What kind of world do we live in where educated and good-looking young men throw around lines like, “Those shots are gonna get moldy if no one’s gonna drink them.” The worst part is the people throwing around lines like these are sober, there’s none of that “I hope I can have that line stricken from the record on account of ‘I was sooooo smashed’ that night”. Whatever. I don’t even know if it’s because guys are getting used to talking to dumb girls or guys are just getting dumb, or people in general are just dumb and social skills fall on the second or third tier in the grand scheme of things. I can blame it on bar talk I guess–I mean we WERE at a bar so what kind of conversation do you expect? Then again, it depends on the bar.
So Carlene and I found ourselves at Club Three-Sixty last night.
Yeah. And at the start of (and pretty much all throughout) the night, we find ourselves sitting across A, who smiles politely. A lot. In fact it seems like it’s all he’s capable of, smiling politely and nodding a lot, no matter how much you try to yank words out of his mouth. Words, people. Not even full coherent sentences.
“You sit next to him, he’ll kiss you.” my sister urges Carlene (oh yeah, my sister was here too).
And Carlene’s like “What?! Why would he do that?!” or something like that. To which my sister starts spewing random babble about how drunk Mr. A gets and how he just keeps kissing girls when he’s drunk. Last time I heard the whole, “You sit next to _____, he’ll kiss you!” line, I was 9. Boys still had cooties and we were all forgiven for having about as much intelligence as a reality show on Bravo. At this point, Mr. A has left the table and Carlene wants to go down to Bureau and dance, which we will only do if Bureau did not have a 500 Peso cover charge.
“I don’t know, maybe they’re not charging anyone to get in tonight, I mean it’s Thursday.”
Mr. A retakes his seat. So Carlene asks him,
“Hey A____, would you know if there’s an entrance fee at Bureau?”

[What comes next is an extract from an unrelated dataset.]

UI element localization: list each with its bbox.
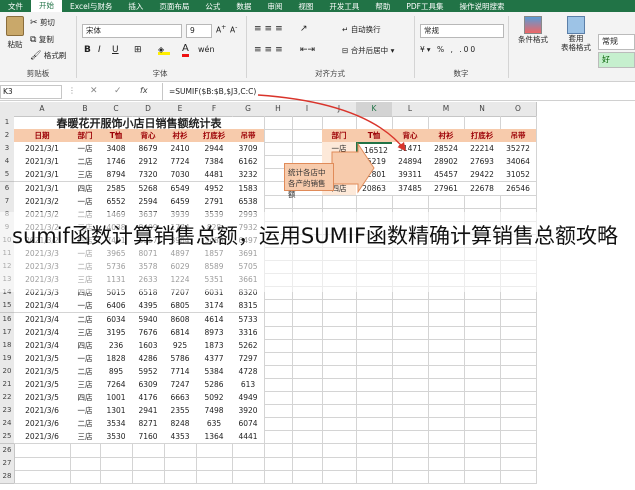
caption-text: sumif函数计算销售总额，运用SUMIF函数精确计算销售总额攻略: [12, 224, 619, 248]
note-box: 统计各店中各产的销售额: [284, 163, 334, 199]
formula-arrow: [257, 94, 406, 152]
summary-arrow: [331, 142, 375, 194]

A looks puzzled for a moment, then breaks into a HUGE grin.
“Like a cover charge, will we have to pay to get in?”
A keeps smiling.
“We want to go dancing…but not here. How much does it cost to get into Bureau?”
A is still smiling. After smiling some more, A finally looks like he’s about to say something:
(wait for it)
(if you’re this far along, your wish will come true. Money, women, zac efron, money, more money all coming your way after the jump)
Oh. Your. God. A, we waited with bated breath, and we waited and waited, and we get not a simple yes or no, but it’s monosyllabic evil cohort: “Why?” Screw it. Carlene and I head downstairs where there is no cover charge (YAY!) but there is no dancing either(AAW). We make our way back up and A is still at the table being his usual loquacious self.
A opens his mouth and words come out, “Can I just say…” he stands up (or my memory’s failing me and trying to make things funny “HAHA” just because I was already depressed at this point) “that Irene is really pretty?” Irene is my sister, and yes she is pretty. I’ve gotten used to this as a standard ice breaker, right up there with “Can I just say…that this floor is really hard?” Well, yes A, you can say it, you can say it as much as you like, even if it’s a rather odd thing to say at this point, no matter how many times you turn it on its head. You could make a mad lib of the names and adjectives and it still comes out pretty awkward, but whatever, I’ll keep this line in mind next time I want to start a conversation: “Can I just say…that my abs are really tight?” No Alice, no they’re not.
Carlene and I agree.
“She is pretty!”
“We’ve seen her face, PRETTY!”
“She’s got brains, too.”
“We really like brains.”
My sister then goes on to make the universal sign for “brains” which is apparently two closed fists, side-by-side, held near the forehead. A___ then goes on to make the universal sign for “I cut my foot on a piece of glass and my shoe is filling up with blood” and disappears promptly.
Later, another guy comes to our table bearing shot glasses.
“You two have no reason not to get drunk tonight!”
How about that. “You two have no reason to get drunk tonight!” just happens to be my favorite line in the book. No it does not reek of stranger danger, which is what Carlene and I start yelling “Stranger danger! Stranger danger! That alcohol could be spiked with more alcohol!”. I should really learn to deal with serious issues in a way that does not include making light of them. Given the context however, this is a party, and shot glass guy is looming over us… it’s bordering on creepy. “Those shots are gonna get moldy if no one’s gonna drink them,” he says, because you know, a lot of distilled alcoholic beverages get wasted daily on account of mold. The statistics are staggering.
There are however reasons not to get drunk tonight, or any other night for that matter: chief among them being lucidity. I like being lucid mainly because I like being able to snap back to certain moments and remember words exchanged, good laughs, and wanting to give the right number to the right person for the sake of more words and more laughs. This is clearly not one of those nights. I take the shot, but unfortunately my tolerance isn’t that low and I still remember Mr. A, Stranger Danger, and how depressing the human race can get.